This discussion has been locked. The information referenced herein may be inaccurate due to age, software updates, or external references.
You can no longer post new replies to this discussion. If you have a similar question you can start a new discussion in this forum.

How Can I Alert on a Backup Failure of a node

So, I am aware of this thread: https://thwack.solarwinds.com/product-forums/network-configuration-manager-ncm/f/forum/55296/backup-failure-alerts And I am also aware the job logs can be emailed, but that is a very crude email or don't email approach. 

I also like the idea of the mop up action that showed, and I can see that working in some cases for us but not for all. We have >100 weekly backup schedules which attempt to backup >6k devices. We don't want folks to manually trawl through log files as we already get blindsided enough by emails and so need an automated method to do this.

Simply stated:

We need to alert on any specific node that fails to backup so that it can be raised as an incident.

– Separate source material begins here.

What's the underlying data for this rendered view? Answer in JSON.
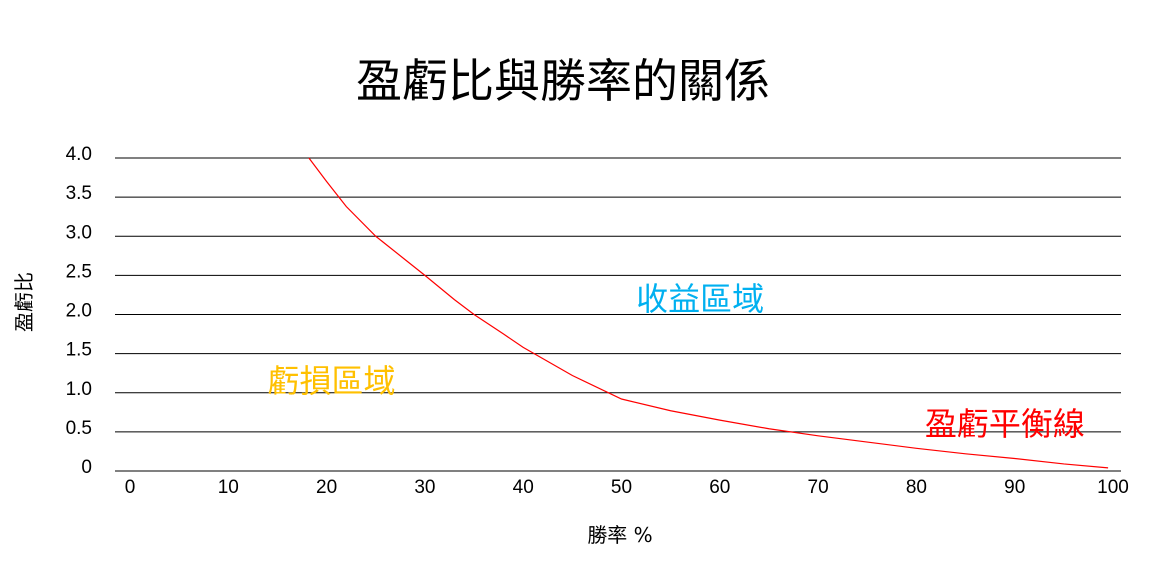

- personally speaking I know this is likely to raise more manual work to go and trigger a fresh backup or investigate why it is failing, but in this glorious new world of automation, this is what management want. And, let's face it, there is only so much sense you can talk to management before they start demanding stuff Wink

Parents
  • Hi

    I use below query as a custom SWQL alert, seem to work:

    SELECT
    Nodes.Uri, Nodes.DisplayName,
    
    FROM Orion.Nodes AS Nodes
    INNER JOIN Cirrus.Nodes AS NCM ON Nodes.Nodeid=NCM.CoreNodeID
    INNER JOIN
    (
    SELECT
    CA.NodeID AS NodeID,
    MAX(CA.AttemptedDownloadTime) as LastBackup
    FROM Cirrus.ConfigArchive AS CA
    GROUP BY CA.NodeID
    HAVING MAX(CA.AttemptedDownloadTime)<ADDDAY(-2,GETDATE()) -- Adjust how old backups that are ok
    ) AS A ON NCM.NodeID=A.Nodeid
    
    WHERE NCM.Status=1

    Like this:

Reply
  • Hi

    I use below query as a custom SWQL alert, seem to work:

    SELECT
    Nodes.Uri, Nodes.DisplayName,
    
    FROM Orion.Nodes AS Nodes
    INNER JOIN Cirrus.Nodes AS NCM ON Nodes.Nodeid=NCM.CoreNodeID
    INNER JOIN
    (
    SELECT
    CA.NodeID AS NodeID,
    MAX(CA.AttemptedDownloadTime) as LastBackup
    FROM Cirrus.ConfigArchive AS CA
    GROUP BY CA.NodeID
    HAVING MAX(CA.AttemptedDownloadTime)<ADDDAY(-2,GETDATE()) -- Adjust how old backups that are ok
    ) AS A ON NCM.NodeID=A.Nodeid
    
    WHERE NCM.Status=1

    Like this:

Children
  • Thank you but that didn't quite work for me.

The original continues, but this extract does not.